O fio de vida que sustentava Severo Snape, sentiu esperança naquele aroma, e no calor da mão em seu cabelo.

Tentou falar.

— Agora não. Depois.

Não ouviu feitiços. Poções amargas escorregaram garganta abaixo antes dele acordar.

Novos aromas, um em especial fez seu estomago retorcer, ansioso.

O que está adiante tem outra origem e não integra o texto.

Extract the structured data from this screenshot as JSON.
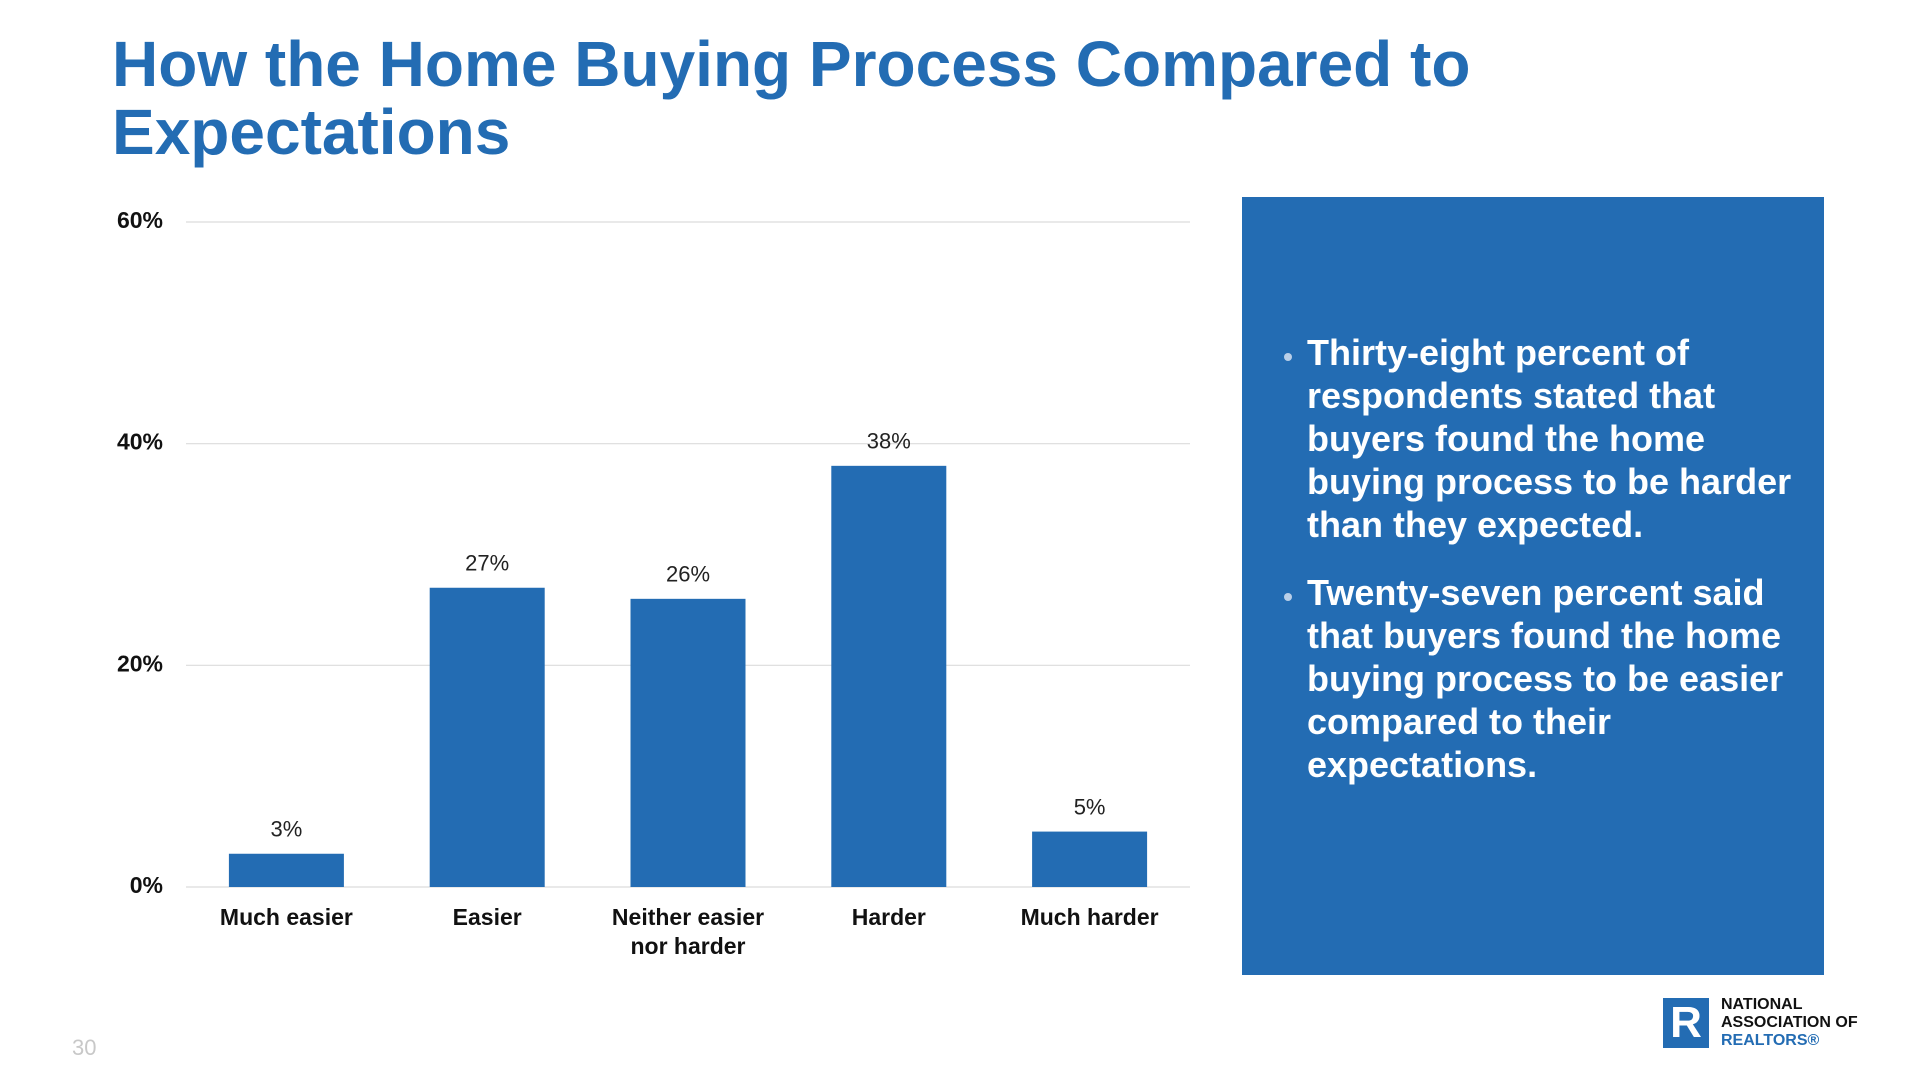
{
  "header": {
    "title": "How the Home Buying Process Compared to Expectations"
  },
  "chart_data": {
    "type": "bar",
    "categories": [
      "Much easier",
      "Easier",
      "Neither easier nor harder",
      "Harder",
      "Much harder"
    ],
    "values": [
      3,
      27,
      26,
      38,
      5
    ],
    "value_labels": [
      "3%",
      "27%",
      "26%",
      "38%",
      "5%"
    ],
    "color": "#236cb3",
    "ylim": [
      0,
      60
    ],
    "yticks": [
      {
        "value": 0,
        "label": "0%"
      },
      {
        "value": 20,
        "label": "20%"
      },
      {
        "value": 40,
        "label": "40%"
      },
      {
        "value": 60,
        "label": "60%"
      }
    ],
    "grid": true
  },
  "sidebar": {
    "bullets": [
      "Thirty-eight percent of respondents stated that buyers found the home buying process to be harder than they expected.",
      "Twenty-seven percent said that buyers found the home buying process to be easier compared to their expectations."
    ]
  },
  "footer": {
    "page_number": "30",
    "logo_lines": [
      "NATIONAL",
      "ASSOCIATION OF",
      "REALTORS®"
    ]
  }
}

— Está com fome? — Ela sorria.

— Papoula, eu…

— Não há nada o que dizer. Você nos salvou. Agora coma.

— Mas… Por quê?…

— Você… Dumbledore. Tinha que haver um plano.

*

Título: Sem título
Autora:
Marina Snape
Palavras:
100

Por vezes, o algoz toma formas inesperadas e se traveste de um doce anjo. Calor, corpo dolorido, o ar faltando, a consciência falhando. Exaurido, fechou os olhos para resistir melhor. O maxilar fortemente fechado rangia. Jamais o fariam abrir a boca. Todos os anos como espião lhe valeriam para alguma coisa. Uma gota de suor cortou a fronte, dependurando-se no nariz. Lutaria até a morte. O tom da inquisidora alterou-se.

— Severo Snape! — Se o nome era completo, a coisa estava feia para ele. — É só uma poção para gripe, deixa de criancice e abre a boca?

*

Título: Garota Infernal
Autora:
Magalud
Palavras:
120

Severo Snape, boticário famoso, professor aposentado de Hogwarts, queria vociferar vitupérios aos quatro ventos e garantir a qualquer alma capaz de escutar e sobreviver a seus insultos que estava bem, que só precisava de descanso e paz. Mas a garota infernal estava atrás dele de instante em instante, sem descanso, oferecendo beberagens que ele sabia serem absolutamente ineficazes.

Mas dizer isso àqueles olhos azuis tão cheios de ternura e sabedoria? Como ferir aquela alma sensível e delicada?

E lá vinha ela de novo, com outra sopinha.

— Você precisa se fortalecer. Nunca é boa ideia menosprezar uma infestação de traquizinos.

Luna sorria e Severo esquecia toda a irritação e o gosto repugnante da sopa preparada com tanto carinho por sua esposa.

*

Título: Excesso
Autora:
Clau Snape
Palavras:
100

O suor gotejava sobre o rosto pálido. Ele tentava a todo custo manter-se de pé.

A poção que a bruxa à sua frente lhe forçava a tomar queimava feito fel, e ele não sabia o que era pior.

Ouviu a voz dela ralhando como se tivesse seis anos de idade.

— Espero que isso lhe sirva de lição! Onde já se viu um homem da sua idade chegar a esse ponto.

— Mas… eu…

— Nada de mas, outra carraspana dessas e o senhor vai dormir no sofá, entendeu?

Assentiu por saber que era voto vencido.

 — Está bem, Hermione.

*

Título: Pergaminhos e Enxaqueca
Autora: Catarina Barbosa — debutando no Caldeirão! \o/
Palavras: 100

A cabeça latejava. Por que pedira dois metros de pergaminho àqueles cabeças-ocas? Invariavelmente, dois metros de imbecilidades que lhe causavam pontadas agudas nas têmporas. Em compensação, cada pergaminho corrigido o aproximava mais do texto pelo qual tanto esperava, que compensaria todas as baboseiras lidas até então e que seria, misteriosamente, um bálsamo para sua dor. Sim, o texto da Irritante-Sabe-Tudo grifinória sutilmente diminuía a enxaqueca do Mestre de Poções, provocada por horas de trabalho. O que Severo Snape não sabia era que Hermione Granger enfeitiçava os próprios pergaminhos com substâncias calmantes e analgésicas, para amenizar o sofrimento de seu professor.